La timide enfant me regarda, vit que ma physionomie n’était pas sérieuse ; et, avec une brusquerie de métamorphose qui me fit tressaillir :

« Oh ! Crapule ! s’écria-t-elle. Animal ! Brute ! Putain ! Cochon !

— Mais veux-tu te taire !

— Depuis un quart d’heure il fait semblant de ne pas deviner et il se fiche de moi parce que je ne sais comment le dire. »

Elle reprit son air de gosse en bonne humeur, et, sans élever la voix, mais nez à nez :

« Si je n’en avais pas envie, tu mériterais que je me rhabille.

— Envie de quoi ?

— Que tu m’encules ! fit-elle en riant. Je te l’ai dit. Et avec moi, tu n’as pas fini d’en entendre. Je ne sais pas tout faire, mais je sais parler.

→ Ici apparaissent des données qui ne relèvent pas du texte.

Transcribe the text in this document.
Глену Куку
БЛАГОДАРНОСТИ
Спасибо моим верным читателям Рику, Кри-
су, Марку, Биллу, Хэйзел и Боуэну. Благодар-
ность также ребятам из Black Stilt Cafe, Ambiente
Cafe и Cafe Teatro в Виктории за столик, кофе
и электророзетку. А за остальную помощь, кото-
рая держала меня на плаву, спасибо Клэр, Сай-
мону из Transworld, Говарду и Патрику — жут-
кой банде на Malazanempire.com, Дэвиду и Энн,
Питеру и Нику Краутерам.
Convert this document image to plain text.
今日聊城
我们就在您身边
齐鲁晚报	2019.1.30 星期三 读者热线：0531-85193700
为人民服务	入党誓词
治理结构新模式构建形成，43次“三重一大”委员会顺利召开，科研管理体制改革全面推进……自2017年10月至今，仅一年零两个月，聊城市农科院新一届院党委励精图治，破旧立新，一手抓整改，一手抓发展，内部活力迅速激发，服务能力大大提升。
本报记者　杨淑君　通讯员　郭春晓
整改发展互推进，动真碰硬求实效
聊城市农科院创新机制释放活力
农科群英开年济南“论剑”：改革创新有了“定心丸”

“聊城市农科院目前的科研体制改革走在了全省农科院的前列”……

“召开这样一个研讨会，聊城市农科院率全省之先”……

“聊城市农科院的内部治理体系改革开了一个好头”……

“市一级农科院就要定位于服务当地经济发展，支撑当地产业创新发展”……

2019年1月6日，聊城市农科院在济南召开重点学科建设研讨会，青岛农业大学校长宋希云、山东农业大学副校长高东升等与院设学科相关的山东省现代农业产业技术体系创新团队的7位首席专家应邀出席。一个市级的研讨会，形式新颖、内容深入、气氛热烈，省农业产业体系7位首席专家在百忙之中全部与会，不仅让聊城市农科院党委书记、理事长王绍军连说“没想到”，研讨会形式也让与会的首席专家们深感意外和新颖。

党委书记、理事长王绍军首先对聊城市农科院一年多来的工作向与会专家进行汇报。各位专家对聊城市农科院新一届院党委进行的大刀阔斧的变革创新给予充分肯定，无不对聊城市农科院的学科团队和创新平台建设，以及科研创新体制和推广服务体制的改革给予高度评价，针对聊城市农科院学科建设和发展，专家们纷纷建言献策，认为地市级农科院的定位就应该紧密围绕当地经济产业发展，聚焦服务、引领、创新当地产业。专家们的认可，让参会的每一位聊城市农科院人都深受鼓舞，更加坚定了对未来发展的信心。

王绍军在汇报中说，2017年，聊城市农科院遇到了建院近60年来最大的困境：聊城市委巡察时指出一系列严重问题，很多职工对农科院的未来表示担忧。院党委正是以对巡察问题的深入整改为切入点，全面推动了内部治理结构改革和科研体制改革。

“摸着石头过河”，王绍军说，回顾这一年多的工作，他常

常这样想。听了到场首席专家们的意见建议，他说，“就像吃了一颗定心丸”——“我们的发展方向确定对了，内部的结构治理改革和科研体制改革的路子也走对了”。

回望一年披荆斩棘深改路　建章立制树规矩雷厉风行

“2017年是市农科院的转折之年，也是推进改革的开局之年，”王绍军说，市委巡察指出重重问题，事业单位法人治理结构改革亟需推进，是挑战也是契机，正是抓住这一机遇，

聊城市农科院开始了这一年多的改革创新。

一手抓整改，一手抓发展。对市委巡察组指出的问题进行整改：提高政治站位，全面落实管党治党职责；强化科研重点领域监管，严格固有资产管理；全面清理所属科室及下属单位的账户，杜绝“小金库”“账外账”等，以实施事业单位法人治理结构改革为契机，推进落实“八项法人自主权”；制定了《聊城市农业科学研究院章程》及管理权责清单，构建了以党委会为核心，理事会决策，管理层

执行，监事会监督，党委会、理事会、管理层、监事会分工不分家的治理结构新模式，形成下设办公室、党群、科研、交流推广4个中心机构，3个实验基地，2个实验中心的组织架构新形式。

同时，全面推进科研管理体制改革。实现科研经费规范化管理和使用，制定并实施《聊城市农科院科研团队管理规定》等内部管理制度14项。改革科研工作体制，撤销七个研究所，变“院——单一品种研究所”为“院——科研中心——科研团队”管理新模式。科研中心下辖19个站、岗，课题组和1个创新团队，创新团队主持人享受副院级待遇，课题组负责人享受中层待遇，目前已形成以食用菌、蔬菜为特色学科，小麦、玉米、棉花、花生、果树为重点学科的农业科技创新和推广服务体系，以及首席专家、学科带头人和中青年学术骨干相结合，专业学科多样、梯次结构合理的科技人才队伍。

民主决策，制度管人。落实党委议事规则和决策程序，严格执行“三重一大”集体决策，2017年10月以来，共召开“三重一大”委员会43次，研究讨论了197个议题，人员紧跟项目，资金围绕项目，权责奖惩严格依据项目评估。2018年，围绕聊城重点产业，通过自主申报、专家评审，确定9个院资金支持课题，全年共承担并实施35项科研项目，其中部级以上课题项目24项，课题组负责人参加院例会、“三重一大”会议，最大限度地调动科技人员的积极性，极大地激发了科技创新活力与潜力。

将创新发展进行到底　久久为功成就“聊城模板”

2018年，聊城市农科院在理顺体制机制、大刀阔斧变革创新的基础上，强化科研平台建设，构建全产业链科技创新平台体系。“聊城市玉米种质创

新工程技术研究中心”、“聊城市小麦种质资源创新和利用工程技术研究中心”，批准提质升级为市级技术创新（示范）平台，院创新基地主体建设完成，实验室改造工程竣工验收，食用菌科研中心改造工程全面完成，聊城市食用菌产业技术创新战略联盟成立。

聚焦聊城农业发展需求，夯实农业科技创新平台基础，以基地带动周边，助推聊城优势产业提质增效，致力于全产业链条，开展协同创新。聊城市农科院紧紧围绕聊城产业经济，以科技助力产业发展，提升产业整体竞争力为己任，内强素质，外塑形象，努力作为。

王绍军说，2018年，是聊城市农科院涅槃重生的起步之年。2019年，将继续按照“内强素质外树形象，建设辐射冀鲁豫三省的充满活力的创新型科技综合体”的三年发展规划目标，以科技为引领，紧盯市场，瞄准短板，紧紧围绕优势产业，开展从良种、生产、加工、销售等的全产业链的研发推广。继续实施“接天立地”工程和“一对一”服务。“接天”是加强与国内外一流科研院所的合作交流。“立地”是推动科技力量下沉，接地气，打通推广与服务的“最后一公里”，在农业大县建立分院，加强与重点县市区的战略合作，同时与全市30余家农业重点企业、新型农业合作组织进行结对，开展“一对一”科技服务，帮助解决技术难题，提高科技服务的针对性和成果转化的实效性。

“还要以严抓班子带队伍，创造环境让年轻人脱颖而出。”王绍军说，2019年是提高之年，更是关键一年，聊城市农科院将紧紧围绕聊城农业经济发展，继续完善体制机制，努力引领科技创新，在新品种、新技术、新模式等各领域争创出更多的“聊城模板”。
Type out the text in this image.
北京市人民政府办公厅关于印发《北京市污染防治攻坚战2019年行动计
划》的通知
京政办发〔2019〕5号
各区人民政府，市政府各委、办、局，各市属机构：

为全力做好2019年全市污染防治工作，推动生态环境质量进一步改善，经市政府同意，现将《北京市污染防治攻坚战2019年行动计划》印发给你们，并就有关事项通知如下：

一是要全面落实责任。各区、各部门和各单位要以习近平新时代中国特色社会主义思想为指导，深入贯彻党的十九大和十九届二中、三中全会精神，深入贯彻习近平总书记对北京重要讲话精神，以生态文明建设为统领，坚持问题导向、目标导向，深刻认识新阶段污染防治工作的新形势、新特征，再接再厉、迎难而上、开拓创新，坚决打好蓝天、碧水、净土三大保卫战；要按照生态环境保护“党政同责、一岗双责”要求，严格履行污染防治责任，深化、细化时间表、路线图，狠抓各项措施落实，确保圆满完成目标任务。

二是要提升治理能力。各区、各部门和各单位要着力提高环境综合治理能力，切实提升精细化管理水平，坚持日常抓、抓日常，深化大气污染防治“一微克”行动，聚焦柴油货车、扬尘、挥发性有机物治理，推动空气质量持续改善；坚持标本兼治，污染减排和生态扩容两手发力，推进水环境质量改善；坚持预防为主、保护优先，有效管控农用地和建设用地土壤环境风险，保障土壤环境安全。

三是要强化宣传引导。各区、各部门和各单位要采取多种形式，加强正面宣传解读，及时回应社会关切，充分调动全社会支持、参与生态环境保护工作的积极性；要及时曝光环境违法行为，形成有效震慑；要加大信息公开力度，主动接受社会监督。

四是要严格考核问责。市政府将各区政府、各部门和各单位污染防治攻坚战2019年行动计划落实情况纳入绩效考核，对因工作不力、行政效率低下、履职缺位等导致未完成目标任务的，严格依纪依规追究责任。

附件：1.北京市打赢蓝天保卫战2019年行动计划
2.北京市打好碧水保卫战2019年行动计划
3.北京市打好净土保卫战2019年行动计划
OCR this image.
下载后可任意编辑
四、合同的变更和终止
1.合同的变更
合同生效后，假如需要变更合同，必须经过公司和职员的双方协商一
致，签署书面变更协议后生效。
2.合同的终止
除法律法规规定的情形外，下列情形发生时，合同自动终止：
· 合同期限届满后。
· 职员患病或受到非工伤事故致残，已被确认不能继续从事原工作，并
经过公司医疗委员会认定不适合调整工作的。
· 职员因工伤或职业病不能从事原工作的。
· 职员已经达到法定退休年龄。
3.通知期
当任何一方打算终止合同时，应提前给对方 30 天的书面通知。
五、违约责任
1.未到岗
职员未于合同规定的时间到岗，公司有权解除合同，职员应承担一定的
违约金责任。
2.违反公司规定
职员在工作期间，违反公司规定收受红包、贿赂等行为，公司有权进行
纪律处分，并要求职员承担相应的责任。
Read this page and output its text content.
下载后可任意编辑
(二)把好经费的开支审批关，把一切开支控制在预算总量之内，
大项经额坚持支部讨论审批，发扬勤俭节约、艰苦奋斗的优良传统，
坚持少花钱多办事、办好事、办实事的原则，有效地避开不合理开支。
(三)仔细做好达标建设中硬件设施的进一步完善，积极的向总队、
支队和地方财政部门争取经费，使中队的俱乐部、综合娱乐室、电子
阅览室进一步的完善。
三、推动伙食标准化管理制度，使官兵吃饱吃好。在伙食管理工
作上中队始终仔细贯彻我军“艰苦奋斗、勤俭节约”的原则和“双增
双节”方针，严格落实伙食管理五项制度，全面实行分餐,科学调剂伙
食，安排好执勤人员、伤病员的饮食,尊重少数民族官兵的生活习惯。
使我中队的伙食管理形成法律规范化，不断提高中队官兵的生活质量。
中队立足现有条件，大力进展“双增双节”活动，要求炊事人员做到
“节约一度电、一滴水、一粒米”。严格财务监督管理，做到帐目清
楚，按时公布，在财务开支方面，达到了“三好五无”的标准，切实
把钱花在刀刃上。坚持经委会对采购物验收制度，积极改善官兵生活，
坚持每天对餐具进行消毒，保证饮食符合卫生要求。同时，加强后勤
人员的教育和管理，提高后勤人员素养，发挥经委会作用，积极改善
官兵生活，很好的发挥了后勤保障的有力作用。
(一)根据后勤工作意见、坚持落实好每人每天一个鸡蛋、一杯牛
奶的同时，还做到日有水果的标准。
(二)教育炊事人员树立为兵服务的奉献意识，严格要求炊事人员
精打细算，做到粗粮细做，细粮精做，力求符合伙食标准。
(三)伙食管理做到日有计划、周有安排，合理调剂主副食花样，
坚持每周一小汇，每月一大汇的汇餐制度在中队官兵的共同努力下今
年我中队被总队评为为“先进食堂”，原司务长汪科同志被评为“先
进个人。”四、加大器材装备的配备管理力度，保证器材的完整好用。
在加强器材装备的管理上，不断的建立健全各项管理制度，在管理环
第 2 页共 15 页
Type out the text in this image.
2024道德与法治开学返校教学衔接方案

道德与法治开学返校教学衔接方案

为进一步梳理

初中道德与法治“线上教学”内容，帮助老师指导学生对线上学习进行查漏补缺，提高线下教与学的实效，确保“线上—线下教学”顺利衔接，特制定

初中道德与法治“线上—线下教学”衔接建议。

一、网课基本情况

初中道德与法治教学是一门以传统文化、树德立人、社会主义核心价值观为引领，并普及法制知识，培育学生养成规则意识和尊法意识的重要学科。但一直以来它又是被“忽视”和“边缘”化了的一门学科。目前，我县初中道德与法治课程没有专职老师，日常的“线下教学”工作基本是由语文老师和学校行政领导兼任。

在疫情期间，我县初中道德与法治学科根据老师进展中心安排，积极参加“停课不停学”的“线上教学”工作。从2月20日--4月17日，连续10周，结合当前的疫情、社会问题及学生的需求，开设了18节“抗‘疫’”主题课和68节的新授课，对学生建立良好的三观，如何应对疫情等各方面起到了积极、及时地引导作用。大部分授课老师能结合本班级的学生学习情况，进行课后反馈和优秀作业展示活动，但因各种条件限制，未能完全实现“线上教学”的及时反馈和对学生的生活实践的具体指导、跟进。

— C’est que… je ne suis pas sûr d’avoir bien entendu.

— J’ai envie de me faire enculer et de me faire mordre ! J’aime mieux un homme méchant qu’un homme taquin.

— Chut ! chut ! mais que tu es nerveuse, Mauricette !

— Et puis on m’appelle Ricette quand on m’encule.

— Pour ne pas dire le « Mau » … Allons ! calme-toi.